The Shelleys were not surprised. Like every Negro, like Jews, Chinese, Mexicans and those of many another racial group in the U.S., they had lived their lives behind opaque, flint-hard walls of prejudice. But they could not bear the idea of going back to the noisome streets they had left behind. They went to their minister and asked for help.
They got it. A Negro attorney agreed to represent them. Their church, Negro real-estate dealers and the American Civil Liberties Union contributed money. The National Association for the Advancement of Colored People incorporated their case into a pool of similar cases from all over the nation. With mingled hope, doubt and embarrassment, the Shelleys suddenly found themselves one of the spearheads of a great legal battle.
They won their case in St. Louis' circuit court, but the Missouri supreme court reversed the decision. Finally the Shelleys' case went to the Supreme Court of the United States, to be considered with those of two other families from Washington, D.C. and Detroit.

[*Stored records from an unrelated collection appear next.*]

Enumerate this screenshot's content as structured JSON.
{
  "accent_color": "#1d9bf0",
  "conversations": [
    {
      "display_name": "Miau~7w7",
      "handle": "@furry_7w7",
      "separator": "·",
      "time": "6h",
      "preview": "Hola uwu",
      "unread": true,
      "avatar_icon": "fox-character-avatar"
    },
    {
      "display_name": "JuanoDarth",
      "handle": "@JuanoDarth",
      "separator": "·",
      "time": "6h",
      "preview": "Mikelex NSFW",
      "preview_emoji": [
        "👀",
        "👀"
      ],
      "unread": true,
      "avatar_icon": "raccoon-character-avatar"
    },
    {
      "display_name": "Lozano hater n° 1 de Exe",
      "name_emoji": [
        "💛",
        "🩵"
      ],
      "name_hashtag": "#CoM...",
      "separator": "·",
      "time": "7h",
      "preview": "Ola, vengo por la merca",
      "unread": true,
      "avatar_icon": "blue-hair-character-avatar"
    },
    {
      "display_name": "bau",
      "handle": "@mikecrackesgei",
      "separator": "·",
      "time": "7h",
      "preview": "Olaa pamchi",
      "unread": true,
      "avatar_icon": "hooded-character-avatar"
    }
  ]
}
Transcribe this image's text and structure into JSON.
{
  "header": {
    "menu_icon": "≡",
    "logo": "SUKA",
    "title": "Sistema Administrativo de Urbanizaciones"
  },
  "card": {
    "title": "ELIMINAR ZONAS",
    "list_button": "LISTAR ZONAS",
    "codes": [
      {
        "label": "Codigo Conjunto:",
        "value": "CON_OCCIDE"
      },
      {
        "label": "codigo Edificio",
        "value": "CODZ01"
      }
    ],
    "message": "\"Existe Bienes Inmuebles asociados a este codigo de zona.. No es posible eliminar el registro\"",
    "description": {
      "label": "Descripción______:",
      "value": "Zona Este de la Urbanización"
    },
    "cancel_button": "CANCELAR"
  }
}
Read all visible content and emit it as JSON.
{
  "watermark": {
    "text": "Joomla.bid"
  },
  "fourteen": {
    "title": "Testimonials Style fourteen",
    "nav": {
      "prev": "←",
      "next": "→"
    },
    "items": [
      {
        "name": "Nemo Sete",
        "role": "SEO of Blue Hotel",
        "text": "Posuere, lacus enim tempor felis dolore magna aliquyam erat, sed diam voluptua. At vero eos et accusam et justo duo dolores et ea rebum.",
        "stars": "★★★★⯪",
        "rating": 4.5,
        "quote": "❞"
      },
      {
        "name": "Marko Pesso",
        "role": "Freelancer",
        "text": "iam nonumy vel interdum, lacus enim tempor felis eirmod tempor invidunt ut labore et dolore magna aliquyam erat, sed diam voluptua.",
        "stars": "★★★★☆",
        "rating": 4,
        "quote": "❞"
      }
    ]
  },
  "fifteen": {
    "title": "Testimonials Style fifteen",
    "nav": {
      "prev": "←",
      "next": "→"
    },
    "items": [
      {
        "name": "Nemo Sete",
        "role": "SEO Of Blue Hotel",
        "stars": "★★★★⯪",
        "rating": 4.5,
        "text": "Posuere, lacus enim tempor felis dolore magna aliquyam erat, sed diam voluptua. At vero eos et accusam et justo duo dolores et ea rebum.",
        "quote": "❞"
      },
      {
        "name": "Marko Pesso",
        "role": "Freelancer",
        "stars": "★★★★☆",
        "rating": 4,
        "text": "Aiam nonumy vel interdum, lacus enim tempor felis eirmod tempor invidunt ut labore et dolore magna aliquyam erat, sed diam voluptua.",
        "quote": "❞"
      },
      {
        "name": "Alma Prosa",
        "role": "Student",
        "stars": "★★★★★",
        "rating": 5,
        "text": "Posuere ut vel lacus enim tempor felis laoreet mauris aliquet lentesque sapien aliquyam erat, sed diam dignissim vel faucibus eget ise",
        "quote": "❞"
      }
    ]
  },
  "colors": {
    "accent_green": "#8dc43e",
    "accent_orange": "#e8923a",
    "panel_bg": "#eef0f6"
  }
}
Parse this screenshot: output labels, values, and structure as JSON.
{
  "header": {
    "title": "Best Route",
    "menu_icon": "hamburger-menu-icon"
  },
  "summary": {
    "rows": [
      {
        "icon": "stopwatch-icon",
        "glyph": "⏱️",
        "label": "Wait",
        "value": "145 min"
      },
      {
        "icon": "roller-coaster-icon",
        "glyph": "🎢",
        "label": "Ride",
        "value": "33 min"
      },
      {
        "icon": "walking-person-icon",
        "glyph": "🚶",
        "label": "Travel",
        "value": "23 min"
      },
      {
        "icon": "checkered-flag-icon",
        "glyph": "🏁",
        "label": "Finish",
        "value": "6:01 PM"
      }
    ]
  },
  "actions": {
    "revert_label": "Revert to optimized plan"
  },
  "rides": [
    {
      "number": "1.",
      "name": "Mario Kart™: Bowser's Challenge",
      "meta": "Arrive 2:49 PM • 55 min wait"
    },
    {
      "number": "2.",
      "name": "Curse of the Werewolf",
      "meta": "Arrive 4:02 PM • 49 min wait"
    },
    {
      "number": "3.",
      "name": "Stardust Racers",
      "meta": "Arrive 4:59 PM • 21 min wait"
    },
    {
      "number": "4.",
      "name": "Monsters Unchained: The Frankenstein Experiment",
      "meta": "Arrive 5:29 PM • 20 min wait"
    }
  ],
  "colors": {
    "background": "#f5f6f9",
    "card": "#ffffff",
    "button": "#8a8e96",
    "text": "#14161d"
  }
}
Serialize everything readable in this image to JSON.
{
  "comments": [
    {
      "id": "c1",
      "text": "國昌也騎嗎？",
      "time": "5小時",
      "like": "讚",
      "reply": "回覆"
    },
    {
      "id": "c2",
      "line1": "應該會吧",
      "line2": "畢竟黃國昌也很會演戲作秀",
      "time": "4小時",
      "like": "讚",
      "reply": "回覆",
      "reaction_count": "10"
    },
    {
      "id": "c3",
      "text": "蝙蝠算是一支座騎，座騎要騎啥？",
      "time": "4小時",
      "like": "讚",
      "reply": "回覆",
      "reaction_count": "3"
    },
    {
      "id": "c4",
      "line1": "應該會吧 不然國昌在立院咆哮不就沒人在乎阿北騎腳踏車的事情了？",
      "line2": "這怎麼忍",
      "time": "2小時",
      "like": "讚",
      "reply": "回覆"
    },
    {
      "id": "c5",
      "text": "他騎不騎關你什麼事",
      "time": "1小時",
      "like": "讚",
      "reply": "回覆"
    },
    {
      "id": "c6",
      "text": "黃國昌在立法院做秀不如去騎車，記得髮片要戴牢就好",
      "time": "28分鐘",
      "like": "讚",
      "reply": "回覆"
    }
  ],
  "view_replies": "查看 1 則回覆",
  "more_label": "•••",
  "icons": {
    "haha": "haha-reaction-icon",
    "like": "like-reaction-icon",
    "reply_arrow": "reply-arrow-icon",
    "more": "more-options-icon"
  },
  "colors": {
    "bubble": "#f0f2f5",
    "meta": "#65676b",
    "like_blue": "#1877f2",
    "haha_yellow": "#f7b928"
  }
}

Last week Chief Justice Vinson delivered the opinion of the court. Its essence: restrictive real-estate covenants are lawful--as private agreements--but under the terms of the 14th Amendment and the Civil Rights Act of 1866 they cannot be enforced by either state or federal courts. Without doubt, this was a momentous decision in U.S. judicial history. It would set off no violent upheaval in the pattern of city life. But it removed one of the weapons by which segregation is enforced, and would give the Negro an increasingly better chance to make a decent life for himself.
Said Mrs. Shelley, when she heard that she could keep her house: "My little soul is overjoyed. Wait till I get by myself. I'll tell the Lord of my thankfulness."